GDC: What do you anticipate the reception will be for PlayPause and the larger push or responsible gaming?
SP: The industry wants this done. They only want people gaming who are participating for entertainment purposes. They want the type of customer who wants to enjoy a sports event by having a little wager on it that they can afford. That’s how gaming should work and that’s how the operators want it to work. It doesn’t behoove them to have people who are addicted on their sites. So, everyone shares the same goal and we have had 100% positive reception from everyone. The stumbling block is that it does involve technology that has to be implemented on their end. But no one has turned us down. Everyone has been supportive. And we should have some new announcements in the first quarter — BetMGM online sportsbook and GVC have signed up.
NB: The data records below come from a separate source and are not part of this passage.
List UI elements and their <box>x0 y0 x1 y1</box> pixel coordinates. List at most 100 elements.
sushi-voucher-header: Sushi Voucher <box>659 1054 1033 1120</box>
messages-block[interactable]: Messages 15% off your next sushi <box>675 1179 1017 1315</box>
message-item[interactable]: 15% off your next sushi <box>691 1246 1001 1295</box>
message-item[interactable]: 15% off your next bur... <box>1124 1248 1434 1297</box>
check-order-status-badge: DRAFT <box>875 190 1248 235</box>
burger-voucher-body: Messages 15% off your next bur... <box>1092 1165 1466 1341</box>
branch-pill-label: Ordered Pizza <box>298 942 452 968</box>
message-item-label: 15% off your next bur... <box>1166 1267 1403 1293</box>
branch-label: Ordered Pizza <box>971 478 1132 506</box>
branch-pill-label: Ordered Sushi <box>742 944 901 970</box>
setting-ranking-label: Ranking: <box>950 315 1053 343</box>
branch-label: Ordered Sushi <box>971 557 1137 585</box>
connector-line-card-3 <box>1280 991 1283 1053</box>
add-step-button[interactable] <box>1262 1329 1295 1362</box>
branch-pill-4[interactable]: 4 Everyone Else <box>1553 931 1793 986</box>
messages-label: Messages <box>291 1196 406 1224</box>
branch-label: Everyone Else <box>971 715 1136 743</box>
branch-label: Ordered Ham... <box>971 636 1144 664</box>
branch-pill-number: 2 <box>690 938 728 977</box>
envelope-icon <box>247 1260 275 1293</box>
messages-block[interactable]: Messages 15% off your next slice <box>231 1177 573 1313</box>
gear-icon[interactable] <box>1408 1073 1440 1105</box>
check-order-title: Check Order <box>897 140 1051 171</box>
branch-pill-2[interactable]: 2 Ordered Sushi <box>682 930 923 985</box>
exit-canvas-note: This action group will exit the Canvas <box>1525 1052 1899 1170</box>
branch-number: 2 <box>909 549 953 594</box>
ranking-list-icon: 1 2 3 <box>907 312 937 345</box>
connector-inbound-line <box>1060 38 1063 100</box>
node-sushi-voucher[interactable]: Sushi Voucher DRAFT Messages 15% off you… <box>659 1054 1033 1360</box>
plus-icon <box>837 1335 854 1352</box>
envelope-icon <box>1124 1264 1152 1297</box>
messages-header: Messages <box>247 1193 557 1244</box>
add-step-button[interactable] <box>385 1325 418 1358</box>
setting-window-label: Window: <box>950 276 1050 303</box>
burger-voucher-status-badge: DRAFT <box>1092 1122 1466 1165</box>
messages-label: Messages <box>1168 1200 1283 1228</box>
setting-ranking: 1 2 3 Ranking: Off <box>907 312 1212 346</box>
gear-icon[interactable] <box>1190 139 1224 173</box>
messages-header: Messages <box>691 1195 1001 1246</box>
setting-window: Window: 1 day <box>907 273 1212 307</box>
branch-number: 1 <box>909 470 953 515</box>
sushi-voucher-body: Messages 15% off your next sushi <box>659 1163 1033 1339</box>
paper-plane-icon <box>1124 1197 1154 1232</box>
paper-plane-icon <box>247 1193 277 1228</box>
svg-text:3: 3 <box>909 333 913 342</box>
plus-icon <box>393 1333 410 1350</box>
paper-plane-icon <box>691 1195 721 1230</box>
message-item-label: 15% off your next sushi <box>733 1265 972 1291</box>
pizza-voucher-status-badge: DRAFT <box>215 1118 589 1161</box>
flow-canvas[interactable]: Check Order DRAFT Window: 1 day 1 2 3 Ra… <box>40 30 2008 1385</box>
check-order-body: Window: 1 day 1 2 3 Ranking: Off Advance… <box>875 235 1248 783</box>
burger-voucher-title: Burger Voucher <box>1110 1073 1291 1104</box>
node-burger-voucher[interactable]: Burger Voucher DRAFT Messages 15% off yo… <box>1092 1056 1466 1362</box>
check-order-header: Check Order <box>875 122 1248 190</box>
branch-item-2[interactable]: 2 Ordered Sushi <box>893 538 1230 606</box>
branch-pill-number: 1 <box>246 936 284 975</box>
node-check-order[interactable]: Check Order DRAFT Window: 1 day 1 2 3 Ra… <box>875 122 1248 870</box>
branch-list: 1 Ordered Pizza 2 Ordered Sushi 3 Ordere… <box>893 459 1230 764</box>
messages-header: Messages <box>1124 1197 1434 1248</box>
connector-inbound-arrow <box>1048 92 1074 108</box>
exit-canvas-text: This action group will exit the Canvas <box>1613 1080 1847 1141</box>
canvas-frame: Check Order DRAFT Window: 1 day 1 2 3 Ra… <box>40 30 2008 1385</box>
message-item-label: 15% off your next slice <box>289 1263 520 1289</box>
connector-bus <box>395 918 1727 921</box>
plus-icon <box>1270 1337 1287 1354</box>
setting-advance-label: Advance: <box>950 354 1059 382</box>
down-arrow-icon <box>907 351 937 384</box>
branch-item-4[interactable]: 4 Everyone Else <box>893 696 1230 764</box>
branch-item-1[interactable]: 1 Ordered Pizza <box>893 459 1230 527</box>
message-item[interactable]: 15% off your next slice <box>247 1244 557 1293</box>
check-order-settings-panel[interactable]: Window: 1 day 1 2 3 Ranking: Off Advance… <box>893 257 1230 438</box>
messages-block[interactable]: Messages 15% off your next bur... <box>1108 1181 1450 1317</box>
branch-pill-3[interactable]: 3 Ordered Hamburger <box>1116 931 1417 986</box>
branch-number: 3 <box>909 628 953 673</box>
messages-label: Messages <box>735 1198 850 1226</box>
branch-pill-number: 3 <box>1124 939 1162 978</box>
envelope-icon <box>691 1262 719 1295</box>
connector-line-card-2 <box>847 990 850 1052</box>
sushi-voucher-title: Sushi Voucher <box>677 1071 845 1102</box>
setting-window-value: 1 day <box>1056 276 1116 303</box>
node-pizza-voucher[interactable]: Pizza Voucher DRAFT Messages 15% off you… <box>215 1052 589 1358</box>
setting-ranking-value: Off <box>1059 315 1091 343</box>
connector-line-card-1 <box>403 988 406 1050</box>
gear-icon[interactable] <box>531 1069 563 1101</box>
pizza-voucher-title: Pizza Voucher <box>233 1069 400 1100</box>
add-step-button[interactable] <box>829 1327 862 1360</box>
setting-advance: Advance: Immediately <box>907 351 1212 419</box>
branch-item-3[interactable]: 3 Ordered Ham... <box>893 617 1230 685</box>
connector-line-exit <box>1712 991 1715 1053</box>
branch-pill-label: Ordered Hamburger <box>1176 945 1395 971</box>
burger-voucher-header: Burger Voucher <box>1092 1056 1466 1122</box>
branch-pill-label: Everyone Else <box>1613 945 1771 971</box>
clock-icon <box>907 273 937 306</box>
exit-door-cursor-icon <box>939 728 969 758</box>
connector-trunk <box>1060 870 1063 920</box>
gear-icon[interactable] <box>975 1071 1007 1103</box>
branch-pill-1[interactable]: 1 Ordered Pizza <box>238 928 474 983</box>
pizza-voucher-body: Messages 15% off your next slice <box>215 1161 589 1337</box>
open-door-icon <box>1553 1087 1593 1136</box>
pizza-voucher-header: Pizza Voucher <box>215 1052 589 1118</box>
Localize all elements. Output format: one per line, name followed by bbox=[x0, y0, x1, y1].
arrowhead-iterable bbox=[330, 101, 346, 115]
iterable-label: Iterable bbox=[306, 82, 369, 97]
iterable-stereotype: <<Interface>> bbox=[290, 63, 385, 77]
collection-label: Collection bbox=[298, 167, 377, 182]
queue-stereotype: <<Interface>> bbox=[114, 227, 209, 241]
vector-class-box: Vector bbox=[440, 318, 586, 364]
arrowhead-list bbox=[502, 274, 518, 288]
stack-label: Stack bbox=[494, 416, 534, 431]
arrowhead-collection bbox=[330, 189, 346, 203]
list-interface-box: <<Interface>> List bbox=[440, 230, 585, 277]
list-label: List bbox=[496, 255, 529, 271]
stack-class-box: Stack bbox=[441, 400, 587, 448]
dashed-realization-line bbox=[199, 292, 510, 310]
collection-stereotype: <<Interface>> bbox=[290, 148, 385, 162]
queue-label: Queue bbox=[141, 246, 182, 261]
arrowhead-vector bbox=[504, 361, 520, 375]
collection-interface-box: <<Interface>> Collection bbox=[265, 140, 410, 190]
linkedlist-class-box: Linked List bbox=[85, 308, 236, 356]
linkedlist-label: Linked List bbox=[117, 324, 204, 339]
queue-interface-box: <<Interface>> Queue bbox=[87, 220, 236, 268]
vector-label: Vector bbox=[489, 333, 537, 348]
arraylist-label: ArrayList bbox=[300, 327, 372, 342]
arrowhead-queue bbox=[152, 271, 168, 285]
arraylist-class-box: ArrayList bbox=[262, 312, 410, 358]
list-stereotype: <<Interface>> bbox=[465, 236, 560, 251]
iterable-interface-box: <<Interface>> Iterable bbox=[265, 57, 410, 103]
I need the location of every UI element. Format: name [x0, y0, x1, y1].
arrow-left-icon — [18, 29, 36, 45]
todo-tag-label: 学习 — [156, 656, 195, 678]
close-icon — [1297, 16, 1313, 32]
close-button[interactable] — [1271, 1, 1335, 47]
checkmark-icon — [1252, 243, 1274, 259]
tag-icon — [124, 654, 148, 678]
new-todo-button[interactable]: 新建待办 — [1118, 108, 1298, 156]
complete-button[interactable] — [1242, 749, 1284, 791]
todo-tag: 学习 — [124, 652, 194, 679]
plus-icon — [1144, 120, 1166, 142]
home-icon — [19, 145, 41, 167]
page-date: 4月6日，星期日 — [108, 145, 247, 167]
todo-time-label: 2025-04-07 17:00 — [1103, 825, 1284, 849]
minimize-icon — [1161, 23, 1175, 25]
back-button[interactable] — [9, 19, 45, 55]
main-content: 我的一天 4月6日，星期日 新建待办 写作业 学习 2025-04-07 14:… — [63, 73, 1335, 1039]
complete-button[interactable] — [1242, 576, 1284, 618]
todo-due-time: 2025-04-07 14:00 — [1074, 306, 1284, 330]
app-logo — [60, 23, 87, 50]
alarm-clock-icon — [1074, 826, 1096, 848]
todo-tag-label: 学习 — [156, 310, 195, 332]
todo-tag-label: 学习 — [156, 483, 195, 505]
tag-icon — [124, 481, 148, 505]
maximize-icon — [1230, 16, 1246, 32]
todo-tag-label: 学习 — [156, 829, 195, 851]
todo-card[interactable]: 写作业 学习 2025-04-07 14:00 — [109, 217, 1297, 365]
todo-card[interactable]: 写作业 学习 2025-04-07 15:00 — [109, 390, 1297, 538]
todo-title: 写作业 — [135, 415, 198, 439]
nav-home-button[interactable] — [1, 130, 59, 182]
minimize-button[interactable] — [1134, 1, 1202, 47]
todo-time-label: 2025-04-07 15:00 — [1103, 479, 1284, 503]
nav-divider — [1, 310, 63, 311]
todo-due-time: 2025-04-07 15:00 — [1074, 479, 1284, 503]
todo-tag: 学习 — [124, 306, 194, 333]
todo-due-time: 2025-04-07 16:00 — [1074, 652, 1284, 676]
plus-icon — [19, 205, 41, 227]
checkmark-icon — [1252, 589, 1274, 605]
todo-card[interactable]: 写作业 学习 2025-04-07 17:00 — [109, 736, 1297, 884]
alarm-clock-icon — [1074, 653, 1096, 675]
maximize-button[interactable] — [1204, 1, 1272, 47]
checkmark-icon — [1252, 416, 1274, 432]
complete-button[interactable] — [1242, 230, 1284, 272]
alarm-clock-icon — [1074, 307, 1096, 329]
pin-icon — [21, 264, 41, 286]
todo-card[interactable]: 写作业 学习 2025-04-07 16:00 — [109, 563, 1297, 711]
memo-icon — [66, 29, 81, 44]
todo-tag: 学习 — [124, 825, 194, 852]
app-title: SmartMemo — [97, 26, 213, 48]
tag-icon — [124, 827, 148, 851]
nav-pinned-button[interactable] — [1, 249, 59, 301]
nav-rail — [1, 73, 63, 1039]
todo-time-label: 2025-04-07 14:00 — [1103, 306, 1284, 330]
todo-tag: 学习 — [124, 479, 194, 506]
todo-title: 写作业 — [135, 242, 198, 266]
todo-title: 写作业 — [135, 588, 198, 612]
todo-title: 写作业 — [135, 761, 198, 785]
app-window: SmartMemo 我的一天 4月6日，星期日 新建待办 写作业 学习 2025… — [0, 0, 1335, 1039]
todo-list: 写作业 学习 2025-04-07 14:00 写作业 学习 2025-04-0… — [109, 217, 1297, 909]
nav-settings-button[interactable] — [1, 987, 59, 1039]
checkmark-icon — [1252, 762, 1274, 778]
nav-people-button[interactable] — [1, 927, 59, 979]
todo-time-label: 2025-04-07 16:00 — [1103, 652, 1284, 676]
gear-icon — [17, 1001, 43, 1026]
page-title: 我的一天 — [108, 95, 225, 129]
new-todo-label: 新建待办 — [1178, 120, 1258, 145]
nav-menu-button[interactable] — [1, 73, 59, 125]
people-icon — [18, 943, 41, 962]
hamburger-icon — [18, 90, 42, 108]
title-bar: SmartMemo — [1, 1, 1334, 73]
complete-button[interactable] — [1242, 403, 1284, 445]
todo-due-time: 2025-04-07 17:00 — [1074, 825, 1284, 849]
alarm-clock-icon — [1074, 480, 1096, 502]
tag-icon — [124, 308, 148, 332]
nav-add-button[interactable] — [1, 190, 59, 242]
And this is an important thing that separates the legal, regulated market from the black market. You won’t see these protections for the customer in the unregulated market.
GDC: So how do you see Conscious Gaming evolving?
SP: In the near-term, it’s about creating a baseline national repository information tool, and as we look further out as you go from zero percent adoption to 70-80% adoption, we’ll layer on other tools that anyone in the gaming industry may need. For instance, let’s say you have a group of people who are problematic, maybe they repeatedly violate an operator’s terms of service — that’s something the operator would like to know.
Basically, it comes down to more information-sharing and layering on other tools. For us, that may mean expanding to land-based gaming. Or it may mean adding tools, such as a blocking software, or other better ways to go after the unregulated market. To that end, we’re going to do an ad campaign educating bettors so they better understand the differences between a regulated and unregulated operator.
Our goal at Conscious Gaming is that everything in online gaming is regulated. Because if it’s regulated, it can be monitored and you can help people. But if it’s not regulated, you can’t help people. And there’s no recourse for the customer because those unregulated operators are outside the jurisdiction of the law.